List. The RJMCMC outputs, containing jump matrices for all chains.

mix_size

Integer. The desired mixture size (number of components) to filter the posterior samples.

n_chain

Integer. The number of chains in the RJMCMC output.

Value

A list containing two components:

  • summary_post: A data frame summarizing the posterior samples with columns: p (mixing proportions), mu (means), sigma (standard deviations), order (ranked means), sample (sample index), and chain (chain index).

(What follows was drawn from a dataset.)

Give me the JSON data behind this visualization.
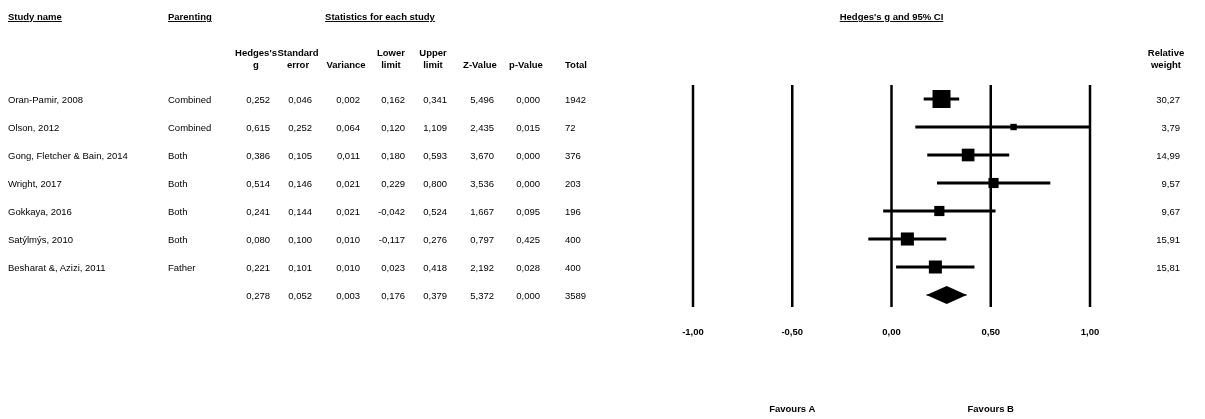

  • post_traj_sum: A data frame summarizing the posterior trajectory, including mean and uncertainty intervals (mean_qi).

Details

The function filters jump matrices for samples matching the specified mix_size (number of components). It constructs a clean summary of posterior parameters and calculates the posterior trajectory using a sequence of x-values (e.g., for visualization of the mixture distribution).

Steps:

  1. Filter Samples:

    • Selects jump matrices with mix_size columns.

    • Extracts parameters: mixing proportions (p), means (mu), and standard deviations (sigma).

  2. Generate Posterior Trajectory:

    • Uses the filtered posterior parameters to calculate the PDF of the mixture distribution over a range of x-values.

    • Aggregates the trajectories across samples using mean_qi() to summarize uncertainty.